Seven students sat themselves down at University College Utrecht gates last Wednesdays, big banner in tow. The banner stated that violence happened everywhere, and UCU – despite seemingly being a safe bubble – is no exception.

The banner listed some heavy experiences. One student had experienced someone putting out their cigarette on his arm as a form of bullying. Another was followed all the way back to her dorm room by a male student. One student had to deal with an intruder who lay down on top of her. Some other experiences mentioned people becoming aggressive after using alcohol or drugs.

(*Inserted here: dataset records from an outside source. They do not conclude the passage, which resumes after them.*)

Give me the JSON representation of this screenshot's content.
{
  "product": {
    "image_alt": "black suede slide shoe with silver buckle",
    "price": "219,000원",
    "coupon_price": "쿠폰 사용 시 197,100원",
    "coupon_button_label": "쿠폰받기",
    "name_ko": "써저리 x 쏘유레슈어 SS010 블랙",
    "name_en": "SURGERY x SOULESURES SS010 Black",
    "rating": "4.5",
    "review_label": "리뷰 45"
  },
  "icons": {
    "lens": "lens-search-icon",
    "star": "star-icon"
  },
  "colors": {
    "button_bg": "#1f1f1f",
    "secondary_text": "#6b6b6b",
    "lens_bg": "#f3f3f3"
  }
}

The students’ presence got the attention of many. “We were really preparing our presentation for our honors class,” UCU student Jamie Henderson says, “But we also wanted to draw attention to the topic. Unwanted behavior is everywhere, and if you think it isn’t, you can’t really discuss it. We think it’s healthier to talk about it with each other, in a safe environment.”

Recognizing some things
They certainly succeeded in drawing attention. “We received a visit from a police officer who said he had no idea what happened on campus, and that he wanted to become better informed regarding this. Students passed by who recognized some things, and said it was a good thing we’re talking about the theme in this way. On the other hand, some students felt we’re making UCU look bad.”

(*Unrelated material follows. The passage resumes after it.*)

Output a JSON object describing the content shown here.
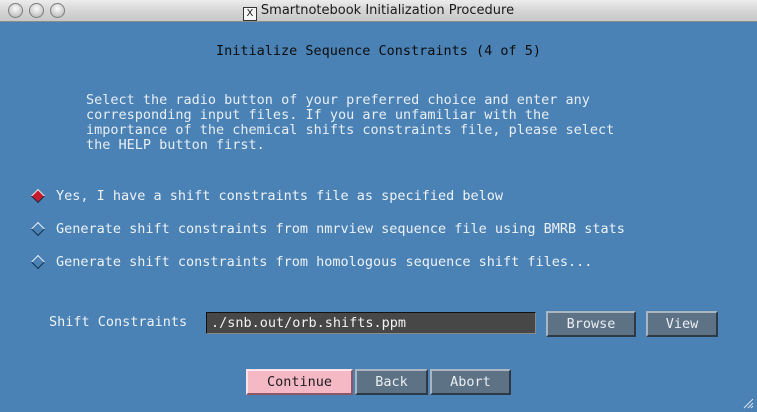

The students stress that they’re not intending to blame UCU. Jamie thinks things aren’t necessarily worse or better at UCU than anywhere else. “This is a safe campus. But still, things happen here that we can’t ignore. We want to be able to talk about it. We’re going to write an article about it for the UCU newspaper Boomerang. Even after the course ends, part of the group wants to keep working on making this topic something we can talk about on campus.”

Help fairly wel executed
The students aren’t trying to address the topic from the viewpoint of the existing protocols, which state what a student is supposed to do if he or she feels threatened at UCU. Those are already fairly well executed. There’s an elaborate complaints protocol. Students always have access to pastoral or psychological assistance. The housemaster is always present, and students can always talk to their personal tutors or to the Student Life Officer. Finally, there’s the university’s counselor to whom students can reach out.

Mark Baldwin is UCU’s Student Life Officer. “UCU is a place where students come in contact with societal issues in both intellectual and practical ways. That’s incredibly valuable. The stories these students have collected aren’t surprising, they’re themes that people of that age group throughout society concern themselves with. We’re aware that things like this happen sometimes, and they do talk about it with us. We try to deal with it the best way we can. By talking about it, and looking at how we can find a solution for the issues for each particular student. If necessary, we ask the assistance of police or health care professionals.”

Although the situation at UCU might not be worse than elsewhere, the impact might just be a lot bigger. If something happens between students, for example, it’ll be two students who both live and study at that same small campus. Baldwin wonders about the impact of this project on students who have had bad experiences on campus, as it may once again confront them with those experiences. “I wonder whether the students who started this educational project realized this, too.”